Figure 4. Lipid activation of ion channels through localized synthesis.

(A) Co-localization of TREK-1 with phosphatidic acid (PA) very convincingly established a lipid-protein based localization mechanism as a means of its activation [40]. Indirectly it also establishes the fact that local lipid gradients in a cell must exists sufficient to activate a channel. The putative concentration, local to the channel (grey cylinders), is indicated by an inset circle. PA, shown with black stick and red circle, is in concentrations low relative to a channel’s K_d. Localization of phospholipase D (PLD) and local production of PA results in a local high concentration of PA (>1 mM) and channel activation (gating). Local PA concentration is estimated from a single molecule of PA produced within 100 Å of the channel. Additional putative enzymes that could generate local PA include diacylglycerol kinase (DAGK) and lysophosphatidic acid acyltransferase (LPAAT). (B) Emerging class of PA regulated channels. At least 11 channels are known to respond directly to PA. Both nAChR and TRAAK require relatively high concentrations of PA suggestion local high concentrations may contribute to their activation [18,66]. K_v1.2/2.1 is a channel chimera [44]. TRESK is activated by a mixture of anionic lipids [71]. (C) PIP₂ tonic concentration is high in the bulk membrane (~1–10 μM, red shading) [4] relative to a channels K_d (~200 nM), shown as black sticks with two red spheres.
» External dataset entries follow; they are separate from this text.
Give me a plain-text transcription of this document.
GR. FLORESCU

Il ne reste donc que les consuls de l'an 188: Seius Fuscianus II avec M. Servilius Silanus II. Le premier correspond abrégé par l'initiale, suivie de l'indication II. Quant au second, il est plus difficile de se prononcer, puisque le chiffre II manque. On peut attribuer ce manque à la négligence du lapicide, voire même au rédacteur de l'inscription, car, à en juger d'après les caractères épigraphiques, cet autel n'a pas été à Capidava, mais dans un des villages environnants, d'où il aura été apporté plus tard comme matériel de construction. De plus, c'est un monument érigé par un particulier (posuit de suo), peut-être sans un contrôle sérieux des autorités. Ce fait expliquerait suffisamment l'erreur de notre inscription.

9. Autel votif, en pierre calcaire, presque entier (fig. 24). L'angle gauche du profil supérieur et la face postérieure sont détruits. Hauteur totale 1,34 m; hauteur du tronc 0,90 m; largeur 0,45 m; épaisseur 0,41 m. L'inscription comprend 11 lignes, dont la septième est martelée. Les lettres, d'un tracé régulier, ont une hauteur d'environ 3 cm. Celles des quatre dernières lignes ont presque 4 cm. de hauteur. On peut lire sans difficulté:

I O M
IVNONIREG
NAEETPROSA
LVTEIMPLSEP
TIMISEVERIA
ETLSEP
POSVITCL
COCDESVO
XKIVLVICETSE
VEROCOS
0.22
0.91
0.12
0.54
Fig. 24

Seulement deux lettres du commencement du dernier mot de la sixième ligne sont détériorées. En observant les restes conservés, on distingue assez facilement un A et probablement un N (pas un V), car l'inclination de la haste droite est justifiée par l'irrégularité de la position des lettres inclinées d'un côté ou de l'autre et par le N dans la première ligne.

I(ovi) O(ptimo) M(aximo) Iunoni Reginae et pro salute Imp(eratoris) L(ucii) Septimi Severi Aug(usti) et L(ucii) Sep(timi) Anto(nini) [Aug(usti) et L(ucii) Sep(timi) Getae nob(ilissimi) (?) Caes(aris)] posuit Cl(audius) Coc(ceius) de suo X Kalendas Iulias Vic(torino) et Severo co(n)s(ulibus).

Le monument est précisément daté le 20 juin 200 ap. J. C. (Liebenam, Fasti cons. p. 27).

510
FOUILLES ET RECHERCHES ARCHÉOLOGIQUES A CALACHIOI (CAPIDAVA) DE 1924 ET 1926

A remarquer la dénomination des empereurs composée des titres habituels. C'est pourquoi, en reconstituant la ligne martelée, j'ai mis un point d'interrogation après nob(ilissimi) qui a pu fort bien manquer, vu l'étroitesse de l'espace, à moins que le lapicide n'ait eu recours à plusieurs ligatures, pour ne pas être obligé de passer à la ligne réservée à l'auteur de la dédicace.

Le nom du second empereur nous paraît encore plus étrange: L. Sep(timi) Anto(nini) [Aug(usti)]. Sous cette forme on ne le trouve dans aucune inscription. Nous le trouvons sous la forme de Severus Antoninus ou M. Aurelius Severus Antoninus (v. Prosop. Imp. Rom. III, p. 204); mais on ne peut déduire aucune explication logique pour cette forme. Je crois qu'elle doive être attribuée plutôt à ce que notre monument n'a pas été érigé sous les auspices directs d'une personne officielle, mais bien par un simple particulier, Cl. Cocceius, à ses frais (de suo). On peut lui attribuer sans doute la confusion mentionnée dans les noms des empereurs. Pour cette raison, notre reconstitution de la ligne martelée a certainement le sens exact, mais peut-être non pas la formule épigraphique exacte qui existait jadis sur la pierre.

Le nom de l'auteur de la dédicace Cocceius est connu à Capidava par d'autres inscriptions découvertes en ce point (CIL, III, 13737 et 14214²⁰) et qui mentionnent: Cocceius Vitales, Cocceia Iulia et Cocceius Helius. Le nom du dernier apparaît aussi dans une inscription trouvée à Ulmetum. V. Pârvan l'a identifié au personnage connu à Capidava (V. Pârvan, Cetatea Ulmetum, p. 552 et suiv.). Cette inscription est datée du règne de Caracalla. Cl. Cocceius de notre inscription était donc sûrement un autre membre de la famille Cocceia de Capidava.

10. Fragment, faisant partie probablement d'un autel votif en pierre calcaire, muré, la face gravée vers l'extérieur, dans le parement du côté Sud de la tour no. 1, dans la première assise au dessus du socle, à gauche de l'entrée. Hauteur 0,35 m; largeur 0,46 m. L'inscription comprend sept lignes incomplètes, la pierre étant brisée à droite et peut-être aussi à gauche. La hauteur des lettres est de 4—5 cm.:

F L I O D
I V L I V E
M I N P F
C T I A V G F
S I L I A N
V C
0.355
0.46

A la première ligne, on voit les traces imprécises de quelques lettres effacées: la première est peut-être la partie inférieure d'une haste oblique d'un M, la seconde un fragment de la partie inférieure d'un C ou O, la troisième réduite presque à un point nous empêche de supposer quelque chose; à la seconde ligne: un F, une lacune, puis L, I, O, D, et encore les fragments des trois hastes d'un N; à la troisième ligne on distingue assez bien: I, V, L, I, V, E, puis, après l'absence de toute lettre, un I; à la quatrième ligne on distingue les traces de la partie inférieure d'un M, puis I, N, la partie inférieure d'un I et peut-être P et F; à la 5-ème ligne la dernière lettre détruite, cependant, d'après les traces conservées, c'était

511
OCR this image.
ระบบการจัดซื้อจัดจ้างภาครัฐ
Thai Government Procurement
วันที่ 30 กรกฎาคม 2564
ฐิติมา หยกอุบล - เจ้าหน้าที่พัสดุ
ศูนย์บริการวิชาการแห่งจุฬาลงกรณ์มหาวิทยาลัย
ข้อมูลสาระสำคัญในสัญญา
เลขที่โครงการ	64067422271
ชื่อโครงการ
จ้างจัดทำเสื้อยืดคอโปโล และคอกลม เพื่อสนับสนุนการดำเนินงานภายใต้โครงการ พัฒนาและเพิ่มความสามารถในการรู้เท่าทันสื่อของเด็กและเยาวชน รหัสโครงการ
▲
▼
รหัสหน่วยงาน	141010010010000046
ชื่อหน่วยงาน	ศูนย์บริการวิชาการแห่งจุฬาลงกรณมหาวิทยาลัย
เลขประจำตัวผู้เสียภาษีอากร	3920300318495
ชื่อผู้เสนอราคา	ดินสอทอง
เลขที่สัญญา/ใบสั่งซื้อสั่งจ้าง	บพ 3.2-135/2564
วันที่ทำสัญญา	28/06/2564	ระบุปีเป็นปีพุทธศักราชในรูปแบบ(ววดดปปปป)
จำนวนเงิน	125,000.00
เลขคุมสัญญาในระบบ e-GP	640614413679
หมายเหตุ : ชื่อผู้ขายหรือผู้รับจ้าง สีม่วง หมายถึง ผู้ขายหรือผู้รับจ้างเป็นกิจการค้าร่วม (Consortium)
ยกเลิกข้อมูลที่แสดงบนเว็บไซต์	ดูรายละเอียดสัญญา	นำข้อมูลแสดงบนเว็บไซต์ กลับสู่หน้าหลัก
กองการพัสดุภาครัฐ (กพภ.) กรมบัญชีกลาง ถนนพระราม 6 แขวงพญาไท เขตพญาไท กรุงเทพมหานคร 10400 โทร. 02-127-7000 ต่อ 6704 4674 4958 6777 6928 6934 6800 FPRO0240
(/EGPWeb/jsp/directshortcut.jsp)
A hypothetical ion channel is shown with phospholipase C (PLC) bound to a disorder loop (black line). Local hydrolysis depletes PIP₂ and decreases PIP₂ binding resulting in a closed channel. Additional putative enzymes that could locally deplete PIP₂ include phospholipase A₂ (PLA₂) and phosphoinositide 3 kinase (PI3K). Bulk PIP₂ and PA concentrations are estimated from K_ir and K₂P lipid binding constants [18].